As an adult, it’s really no wonder that I have hoarder tendencies. I hold onto things for too long. I buy new clothes and keep the old ones. I have piles of stuff, and boxes of unopened things. I have a vague idea of what’s in my closets and garage, but definitely couldn’t blindly make a list of all the things that I own.

I believe hoarding is a behavior that emerged from the experience of poverty, and marinating in a lack mindset that started as my parents’ and became my own.

If you give anything away you’ll starve to death. 

Hoarding doesn’t feel good, and I’ve been trying to treat the symptoms for a long time. I call it “purging.” I run around my house, frantically searching for things that are taking up space without providing an essential purpose or enjoyment. I put everything in bins, then I beg my husband to make a donation run.

But then inevitably, a month or two goes by and I still feel the same restlessness and dissatisfaction. I feel like my stuff is choking and suffocating my space all over again. More purging, more bins, more runs to the Goodwill. 

I believe I stumbled into the root cause of this hoarding habit. The fear that if I gave away something precious, I would never, ever have it or benefit from it again.

This is very different from how I consciously choose to live my life. On a conscious level, I believe in circulating, organizing and mobilizing resources. 

This is both part of my genius, and something that has yielded insanely good results. It’s created a vacuum for new projects, new clients, new team members, new adventures, new relationships and of course, money and material resources.
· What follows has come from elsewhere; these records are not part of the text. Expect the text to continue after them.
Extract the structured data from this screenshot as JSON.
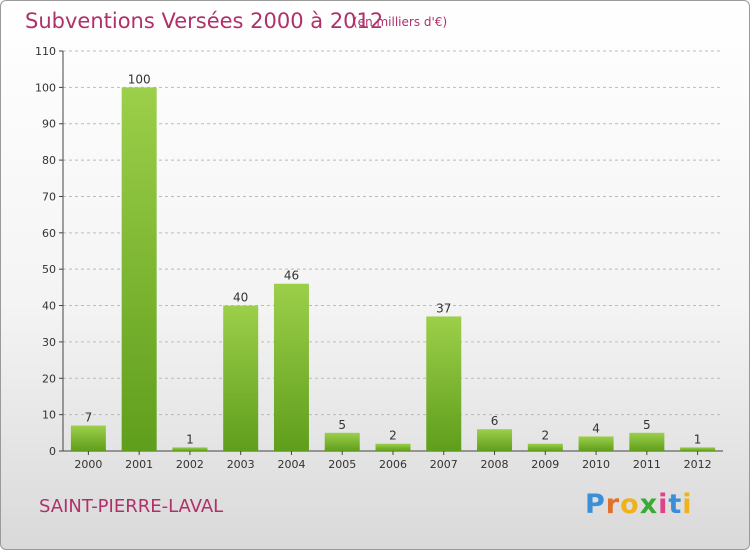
{
  "header": {
    "title": "Subventions Versées 2000 à 2012",
    "subtitle": "(en milliers d'€)"
  },
  "footer": {
    "commune": "SAINT-PIERRE-LAVAL",
    "logo_letters": [
      "P",
      "r",
      "o",
      "x",
      "i",
      "t",
      "i"
    ],
    "logo_colors": [
      "#3b8fd6",
      "#e0712b",
      "#f0b21c",
      "#3aaa35",
      "#e0418a",
      "#3b8fd6",
      "#f0b21c"
    ]
  },
  "colors": {
    "bar_light": "#9ccf4a",
    "bar_dark": "#5f9e1c",
    "axis": "#444444",
    "grid": "#bbbbbb",
    "title": "#b0306a"
  },
  "chart_data": {
    "type": "bar",
    "title": "Subventions Versées 2000 à 2012",
    "subtitle": "(en milliers d'€)",
    "categories": [
      "2000",
      "2001",
      "2002",
      "2003",
      "2004",
      "2005",
      "2006",
      "2007",
      "2008",
      "2009",
      "2010",
      "2011",
      "2012"
    ],
    "values": [
      7,
      100,
      1,
      40,
      46,
      5,
      2,
      37,
      6,
      2,
      4,
      5,
      1
    ],
    "ylim": [
      0,
      110
    ],
    "yticks": [
      0,
      10,
      20,
      30,
      40,
      50,
      60,
      70,
      80,
      90,
      100,
      110
    ],
    "grid": true,
    "grid_style": "dashed horizontal",
    "data_labels": true
  }
}
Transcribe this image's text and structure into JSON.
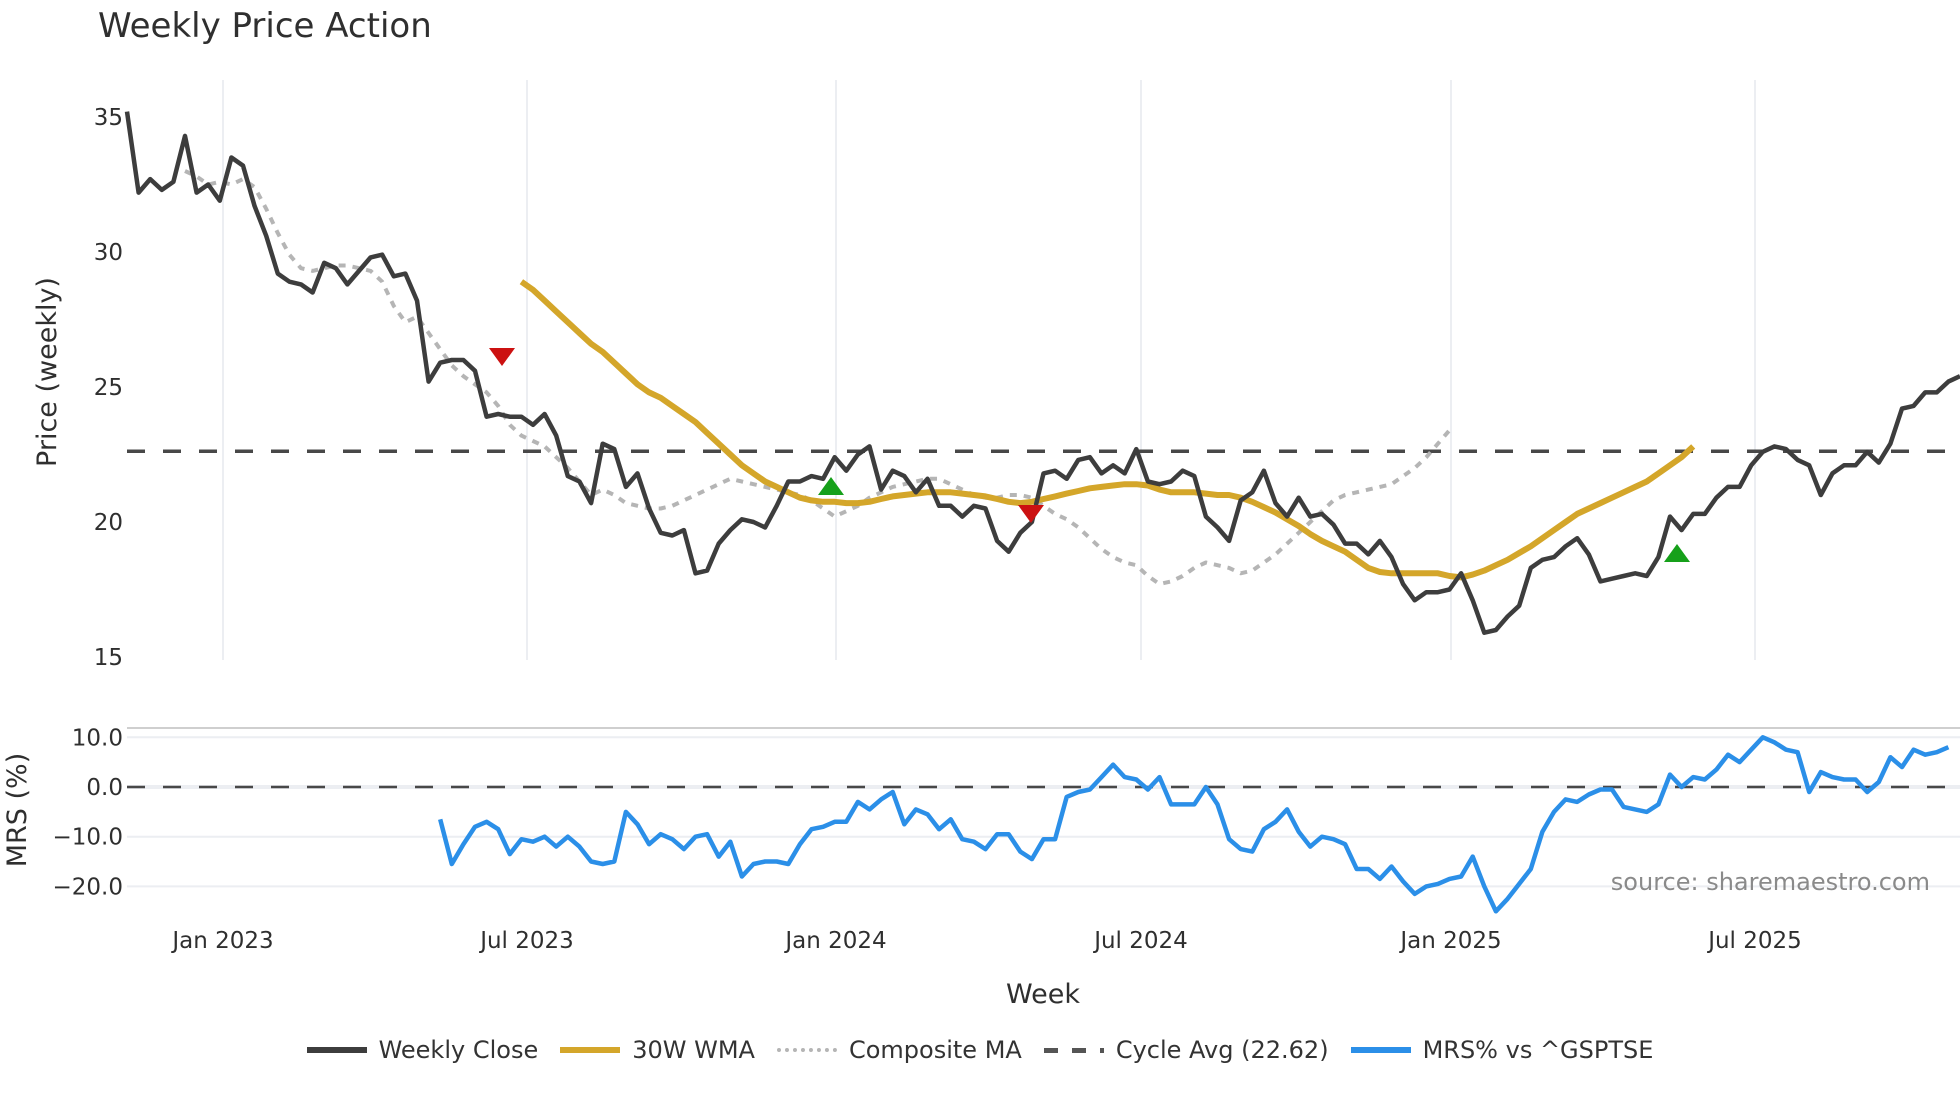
{
  "title": "Weekly Price Action",
  "source": "source: sharemaestro.com",
  "legend": [
    {
      "label": "Weekly Close",
      "color": "#3d3d3d",
      "style": "solid"
    },
    {
      "label": "30W WMA",
      "color": "#d4a62a",
      "style": "solid"
    },
    {
      "label": "Composite MA",
      "color": "#b5b5b5",
      "style": "dotted"
    },
    {
      "label": "Cycle Avg (22.62)",
      "color": "#555555",
      "style": "dashed"
    },
    {
      "label": "MRS% vs ^GSPTSE",
      "color": "#2b8fe8",
      "style": "solid"
    }
  ],
  "chart_data": [
    {
      "type": "line",
      "title": "Weekly Price Action",
      "xlabel": "Week",
      "ylabel": "Price (weekly)",
      "ylim": [
        15,
        35.5
      ],
      "yticks": [
        15,
        20,
        25,
        30,
        35
      ],
      "xticks": [
        "Jan 2023",
        "Jul 2023",
        "Jan 2024",
        "Jul 2024",
        "Jan 2025",
        "Jul 2025"
      ],
      "grid": true,
      "legend_position": "bottom",
      "reference_lines": [
        {
          "name": "Cycle Avg",
          "value": 22.62,
          "style": "dashed"
        }
      ],
      "markers": [
        {
          "type": "sell",
          "shape": "triangle-down",
          "color": "#cc1111",
          "x": "Jun 2023",
          "y": 26.2
        },
        {
          "type": "buy",
          "shape": "triangle-up",
          "color": "#16a01a",
          "x": "Jan 2024",
          "y": 21.3
        },
        {
          "type": "sell",
          "shape": "triangle-down",
          "color": "#cc1111",
          "x": "Apr 2024",
          "y": 20.3
        },
        {
          "type": "buy",
          "shape": "triangle-up",
          "color": "#16a01a",
          "x": "May 2025",
          "y": 18.7
        }
      ],
      "series": [
        {
          "name": "Weekly Close",
          "values": [
            35.2,
            32.2,
            32.7,
            32.3,
            32.6,
            34.3,
            32.2,
            32.5,
            31.9,
            33.5,
            33.2,
            31.7,
            30.6,
            29.2,
            28.9,
            28.8,
            28.5,
            29.6,
            29.4,
            28.8,
            29.3,
            29.8,
            29.9,
            29.1,
            29.2,
            28.2,
            25.2,
            25.9,
            26.0,
            26.0,
            25.6,
            23.9,
            24.0,
            23.9,
            23.9,
            23.6,
            24.0,
            23.2,
            21.7,
            21.5,
            20.7,
            22.9,
            22.7,
            21.3,
            21.8,
            20.5,
            19.6,
            19.5,
            19.7,
            18.1,
            18.2,
            19.2,
            19.7,
            20.1,
            20.0,
            19.8,
            20.6,
            21.5,
            21.5,
            21.7,
            21.6,
            22.4,
            21.9,
            22.5,
            22.8,
            21.2,
            21.9,
            21.7,
            21.1,
            21.6,
            20.6,
            20.6,
            20.2,
            20.6,
            20.5,
            19.3,
            18.9,
            19.6,
            20.0,
            21.8,
            21.9,
            21.6,
            22.3,
            22.4,
            21.8,
            22.1,
            21.8,
            22.7,
            21.5,
            21.4,
            21.5,
            21.9,
            21.7,
            20.2,
            19.8,
            19.3,
            20.8,
            21.1,
            21.9,
            20.7,
            20.2,
            20.9,
            20.2,
            20.3,
            19.9,
            19.2,
            19.2,
            18.8,
            19.3,
            18.7,
            17.7,
            17.1,
            17.4,
            17.4,
            17.5,
            18.1,
            17.1,
            15.9,
            16.0,
            16.5,
            16.9,
            18.3,
            18.6,
            18.7,
            19.1,
            19.4,
            18.8,
            17.8,
            17.9,
            18.0,
            18.1,
            18.0,
            18.7,
            20.2,
            19.7,
            20.3,
            20.3,
            20.9,
            21.3,
            21.3,
            22.1,
            22.6,
            22.8,
            22.7,
            22.3,
            22.1,
            21.0,
            21.8,
            22.1,
            22.1,
            22.6,
            22.2,
            22.9,
            24.2,
            24.3,
            24.8,
            24.8,
            25.2,
            25.4
          ]
        },
        {
          "name": "30W WMA",
          "start_index": 34,
          "values": [
            28.9,
            28.6,
            28.2,
            27.8,
            27.4,
            27.0,
            26.6,
            26.3,
            25.9,
            25.5,
            25.1,
            24.8,
            24.6,
            24.3,
            24.0,
            23.7,
            23.3,
            22.9,
            22.5,
            22.1,
            21.8,
            21.5,
            21.3,
            21.1,
            20.9,
            20.8,
            20.75,
            20.75,
            20.7,
            20.7,
            20.75,
            20.85,
            20.95,
            21.0,
            21.05,
            21.1,
            21.1,
            21.1,
            21.05,
            21.0,
            20.95,
            20.85,
            20.75,
            20.7,
            20.75,
            20.85,
            20.95,
            21.05,
            21.15,
            21.25,
            21.3,
            21.35,
            21.4,
            21.4,
            21.35,
            21.2,
            21.1,
            21.1,
            21.1,
            21.05,
            21.0,
            21.0,
            20.9,
            20.75,
            20.55,
            20.35,
            20.1,
            19.85,
            19.55,
            19.3,
            19.1,
            18.9,
            18.6,
            18.3,
            18.15,
            18.1,
            18.1,
            18.1,
            18.1,
            18.1,
            18.0,
            17.95,
            18.05,
            18.2,
            18.4,
            18.6,
            18.85,
            19.1,
            19.4,
            19.7,
            20.0,
            20.3,
            20.5,
            20.7,
            20.9,
            21.1,
            21.3,
            21.5,
            21.8,
            22.1,
            22.4,
            22.8
          ]
        },
        {
          "name": "Composite MA",
          "start_index": 5,
          "values": [
            33.0,
            32.8,
            32.5,
            32.6,
            32.5,
            32.7,
            32.4,
            31.6,
            30.7,
            29.9,
            29.4,
            29.3,
            29.4,
            29.5,
            29.5,
            29.4,
            29.3,
            28.9,
            28.0,
            27.4,
            27.6,
            27.0,
            26.4,
            25.8,
            25.4,
            25.1,
            24.8,
            24.3,
            23.6,
            23.2,
            23.0,
            22.8,
            22.4,
            22.0,
            21.5,
            21.0,
            21.2,
            21.0,
            20.7,
            20.6,
            20.5,
            20.5,
            20.6,
            20.8,
            21.0,
            21.2,
            21.4,
            21.6,
            21.5,
            21.4,
            21.3,
            21.2,
            21.1,
            21.0,
            20.8,
            20.5,
            20.2,
            20.4,
            20.6,
            20.9,
            21.1,
            21.3,
            21.4,
            21.5,
            21.6,
            21.6,
            21.4,
            21.2,
            21.0,
            20.9,
            20.9,
            21.0,
            21.0,
            20.9,
            20.6,
            20.3,
            20.1,
            19.8,
            19.4,
            19.0,
            18.7,
            18.5,
            18.4,
            18.0,
            17.7,
            17.8,
            18.0,
            18.3,
            18.5,
            18.4,
            18.3,
            18.1,
            18.2,
            18.5,
            18.8,
            19.2,
            19.6,
            20.0,
            20.4,
            20.8,
            21.0,
            21.1,
            21.2,
            21.3,
            21.4,
            21.7,
            22.0,
            22.4,
            22.9,
            23.4
          ]
        },
        {
          "name": "MRS% vs ^GSPTSE",
          "panel": "lower",
          "start_index": 27,
          "values": [
            -6.5,
            -15.5,
            -11.5,
            -8.0,
            -7.0,
            -8.5,
            -13.5,
            -10.5,
            -11.0,
            -10.0,
            -12.0,
            -10.0,
            -12.0,
            -15.0,
            -15.5,
            -15.0,
            -5.0,
            -7.5,
            -11.5,
            -9.5,
            -10.5,
            -12.5,
            -10.0,
            -9.5,
            -14.0,
            -11.0,
            -18.0,
            -15.5,
            -15.0,
            -15.0,
            -15.5,
            -11.5,
            -8.5,
            -8.0,
            -7.0,
            -7.0,
            -3.0,
            -4.5,
            -2.5,
            -1.0,
            -7.5,
            -4.5,
            -5.5,
            -8.5,
            -6.5,
            -10.5,
            -11.0,
            -12.5,
            -9.5,
            -9.5,
            -13.0,
            -14.5,
            -10.5,
            -10.5,
            -2.0,
            -1.0,
            -0.5,
            2.0,
            4.5,
            2.0,
            1.5,
            -0.5,
            2.0,
            -3.5,
            -3.5,
            -3.5,
            0.0,
            -3.5,
            -10.5,
            -12.5,
            -13.0,
            -8.5,
            -7.0,
            -4.5,
            -9.0,
            -12.0,
            -10.0,
            -10.5,
            -11.5,
            -16.5,
            -16.5,
            -18.5,
            -16.0,
            -19.0,
            -21.5,
            -20.0,
            -19.5,
            -18.5,
            -18.0,
            -14.0,
            -20.0,
            -25.0,
            -22.5,
            -19.5,
            -16.5,
            -9.0,
            -5.0,
            -2.5,
            -3.0,
            -1.5,
            -0.5,
            -0.5,
            -4.0,
            -4.5,
            -5.0,
            -3.5,
            2.5,
            0.0,
            2.0,
            1.5,
            3.5,
            6.5,
            5.0,
            7.5,
            10.0,
            9.0,
            7.5,
            7.0,
            -1.0,
            3.0,
            2.0,
            1.5,
            1.5,
            -1.0,
            1.0,
            6.0,
            4.0,
            7.5,
            6.5,
            7.0,
            8.0
          ]
        }
      ]
    },
    {
      "type": "line",
      "panel": "MRS",
      "ylabel": "MRS (%)",
      "yticks": [
        "10.0",
        "0.0",
        "−10.0",
        "−20.0"
      ],
      "ylim": [
        -27,
        12
      ],
      "reference_lines": [
        {
          "value": 0.0,
          "style": "dashed"
        }
      ]
    }
  ],
  "axes": {
    "price_ticks": [
      "35",
      "30",
      "25",
      "20",
      "15"
    ],
    "mrs_ticks": [
      "10.0",
      "0.0",
      "−10.0",
      "−20.0"
    ],
    "x_ticks": [
      "Jan 2023",
      "Jul 2023",
      "Jan 2024",
      "Jul 2024",
      "Jan 2025",
      "Jul 2025"
    ],
    "price_label": "Price (weekly)",
    "mrs_label": "MRS (%)",
    "x_label": "Week"
  }
}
I’ve had physical proof that circulating resources and putting them to work is the best way to attract new resources and opportunities.

The reason I’m telling you this story is this:

You’ll never know what’s driving you until you run into the darkness of your emotional landscape. 

Run into the woods, find your monsters, feel horrified, and then give them love. That’s the only way to unleash your true creative and attractive power. 

Once you do that, whatever emerges within you will be pure magic.